Hands on with the iPhone

Summary:David Pogue of the New York Times was given an audience with the Pope of Apple and spent an hour playing with the iPhone, confirming that the multi-function mobile device is way more that smoke and mirrors at this stage. Here are a few excerpts: It feels amazing in your hand.

David Pogue of the New York Times was given an audience with the Pope of Apple and spent an hour playing with the iPhone, confirming that the multi-function mobile device is way more that smoke and mirrors at this stage. Here are a few excerpts:

It feels amazing in your hand. Not like an iPod, not like a Treo — but something new. It’s so thin, and the rounded stainless-steel edges are so smooth, you can excuse its larger-than-Treo façade. When you’re on a call, it’s so cool how the screen turns off to save power, thanks to its proximity sensor.

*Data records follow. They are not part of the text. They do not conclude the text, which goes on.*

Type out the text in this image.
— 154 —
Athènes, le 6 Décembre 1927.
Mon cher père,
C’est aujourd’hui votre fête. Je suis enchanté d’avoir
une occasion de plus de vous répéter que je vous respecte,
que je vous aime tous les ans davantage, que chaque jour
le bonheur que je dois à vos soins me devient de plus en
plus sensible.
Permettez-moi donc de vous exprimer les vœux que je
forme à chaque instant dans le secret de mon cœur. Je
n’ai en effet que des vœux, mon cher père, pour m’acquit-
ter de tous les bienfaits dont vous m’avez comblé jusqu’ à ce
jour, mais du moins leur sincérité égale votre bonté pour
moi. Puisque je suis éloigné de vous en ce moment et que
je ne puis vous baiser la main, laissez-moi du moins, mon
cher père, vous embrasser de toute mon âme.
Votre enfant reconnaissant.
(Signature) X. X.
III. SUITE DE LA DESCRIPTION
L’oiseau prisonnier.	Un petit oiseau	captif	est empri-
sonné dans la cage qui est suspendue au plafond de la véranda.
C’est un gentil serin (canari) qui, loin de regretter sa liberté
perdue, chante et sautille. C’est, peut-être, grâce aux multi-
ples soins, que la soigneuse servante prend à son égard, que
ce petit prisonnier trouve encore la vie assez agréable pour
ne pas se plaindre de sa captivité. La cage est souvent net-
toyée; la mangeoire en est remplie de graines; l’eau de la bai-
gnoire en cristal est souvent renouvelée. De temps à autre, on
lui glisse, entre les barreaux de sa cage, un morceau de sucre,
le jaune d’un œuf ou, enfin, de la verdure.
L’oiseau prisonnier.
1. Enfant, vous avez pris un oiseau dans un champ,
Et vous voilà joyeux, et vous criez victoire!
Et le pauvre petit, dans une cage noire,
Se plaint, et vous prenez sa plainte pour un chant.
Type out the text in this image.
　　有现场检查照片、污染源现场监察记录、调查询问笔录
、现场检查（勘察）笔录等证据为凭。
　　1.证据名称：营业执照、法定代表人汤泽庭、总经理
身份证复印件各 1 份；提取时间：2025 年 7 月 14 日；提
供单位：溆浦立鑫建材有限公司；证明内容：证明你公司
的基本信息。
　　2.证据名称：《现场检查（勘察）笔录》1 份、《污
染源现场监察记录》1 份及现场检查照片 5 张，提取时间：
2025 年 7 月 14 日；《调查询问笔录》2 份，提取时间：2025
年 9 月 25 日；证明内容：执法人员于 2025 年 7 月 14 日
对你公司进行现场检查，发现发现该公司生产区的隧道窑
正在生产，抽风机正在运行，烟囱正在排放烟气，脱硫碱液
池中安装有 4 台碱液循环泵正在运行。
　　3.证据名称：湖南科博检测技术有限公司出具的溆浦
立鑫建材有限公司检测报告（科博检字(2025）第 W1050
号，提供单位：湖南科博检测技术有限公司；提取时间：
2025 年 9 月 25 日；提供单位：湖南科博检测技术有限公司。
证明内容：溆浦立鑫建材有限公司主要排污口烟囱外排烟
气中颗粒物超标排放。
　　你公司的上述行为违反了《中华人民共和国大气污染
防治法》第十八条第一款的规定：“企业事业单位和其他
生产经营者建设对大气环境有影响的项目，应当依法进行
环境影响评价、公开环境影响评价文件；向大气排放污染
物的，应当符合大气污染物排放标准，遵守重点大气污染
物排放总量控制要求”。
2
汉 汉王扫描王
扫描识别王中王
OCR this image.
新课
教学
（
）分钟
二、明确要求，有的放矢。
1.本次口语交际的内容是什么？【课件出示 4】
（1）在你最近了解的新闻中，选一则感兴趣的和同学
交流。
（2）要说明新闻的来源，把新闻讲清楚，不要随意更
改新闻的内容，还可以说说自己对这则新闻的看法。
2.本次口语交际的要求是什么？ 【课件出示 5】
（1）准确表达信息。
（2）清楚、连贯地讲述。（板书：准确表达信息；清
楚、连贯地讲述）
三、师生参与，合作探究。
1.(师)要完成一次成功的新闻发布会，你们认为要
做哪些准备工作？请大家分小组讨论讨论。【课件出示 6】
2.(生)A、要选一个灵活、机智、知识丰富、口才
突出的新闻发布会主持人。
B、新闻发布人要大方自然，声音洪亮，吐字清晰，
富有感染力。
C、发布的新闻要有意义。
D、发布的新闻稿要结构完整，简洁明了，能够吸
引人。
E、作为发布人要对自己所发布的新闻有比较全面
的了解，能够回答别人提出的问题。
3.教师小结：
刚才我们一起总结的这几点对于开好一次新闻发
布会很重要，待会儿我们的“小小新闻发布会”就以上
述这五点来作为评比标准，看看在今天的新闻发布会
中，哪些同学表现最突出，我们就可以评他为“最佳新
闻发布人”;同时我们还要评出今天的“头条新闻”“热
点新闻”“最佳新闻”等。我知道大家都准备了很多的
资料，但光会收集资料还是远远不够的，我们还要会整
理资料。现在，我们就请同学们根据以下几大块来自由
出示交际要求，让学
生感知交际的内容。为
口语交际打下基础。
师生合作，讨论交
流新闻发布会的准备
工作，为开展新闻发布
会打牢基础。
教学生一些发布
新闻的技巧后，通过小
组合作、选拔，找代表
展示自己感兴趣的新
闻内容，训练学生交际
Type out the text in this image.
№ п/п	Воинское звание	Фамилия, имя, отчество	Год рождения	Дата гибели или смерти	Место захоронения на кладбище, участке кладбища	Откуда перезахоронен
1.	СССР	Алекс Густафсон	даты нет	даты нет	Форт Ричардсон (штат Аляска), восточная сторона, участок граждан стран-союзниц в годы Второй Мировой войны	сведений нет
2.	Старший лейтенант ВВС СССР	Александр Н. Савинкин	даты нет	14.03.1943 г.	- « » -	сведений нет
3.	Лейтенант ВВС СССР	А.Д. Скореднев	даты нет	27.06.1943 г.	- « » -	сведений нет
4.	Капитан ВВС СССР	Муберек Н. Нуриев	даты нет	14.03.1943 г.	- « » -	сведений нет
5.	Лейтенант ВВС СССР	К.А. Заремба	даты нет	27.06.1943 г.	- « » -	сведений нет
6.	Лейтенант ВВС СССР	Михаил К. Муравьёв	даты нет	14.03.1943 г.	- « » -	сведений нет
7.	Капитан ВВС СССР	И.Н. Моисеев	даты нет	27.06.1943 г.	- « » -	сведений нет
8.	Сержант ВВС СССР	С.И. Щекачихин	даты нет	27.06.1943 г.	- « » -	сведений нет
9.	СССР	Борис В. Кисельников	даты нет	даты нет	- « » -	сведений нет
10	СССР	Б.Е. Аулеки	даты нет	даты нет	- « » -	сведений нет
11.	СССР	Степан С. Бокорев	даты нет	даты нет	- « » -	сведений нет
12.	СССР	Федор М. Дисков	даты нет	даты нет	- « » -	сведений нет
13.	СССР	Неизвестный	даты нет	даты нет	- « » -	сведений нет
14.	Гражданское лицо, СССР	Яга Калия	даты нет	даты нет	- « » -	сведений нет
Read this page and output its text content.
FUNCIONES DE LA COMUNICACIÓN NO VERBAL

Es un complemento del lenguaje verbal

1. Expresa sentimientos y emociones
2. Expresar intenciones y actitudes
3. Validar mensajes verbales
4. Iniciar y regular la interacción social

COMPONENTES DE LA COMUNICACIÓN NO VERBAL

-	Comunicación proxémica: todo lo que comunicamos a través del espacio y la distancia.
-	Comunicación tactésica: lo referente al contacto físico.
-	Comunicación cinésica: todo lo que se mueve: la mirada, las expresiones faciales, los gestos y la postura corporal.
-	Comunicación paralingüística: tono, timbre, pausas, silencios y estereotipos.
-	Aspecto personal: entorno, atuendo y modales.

Typing is difficult. The letter keys are just pictures on the glass screen, so of course there’s no tactile feedback. Software helps a lot. You can afford to make a lot of typos as you muddle through a word, because the software analyzes which keys you *might* have meant and figures out the word you wanted....Bottom line: Heavy BlackBerry addicts may not want to jump ship just yet.

The Web browsing experience is incredible. You see the entire Web page on the iPhone’s screen....The manipulation is seamless, smoothly animated—and useful.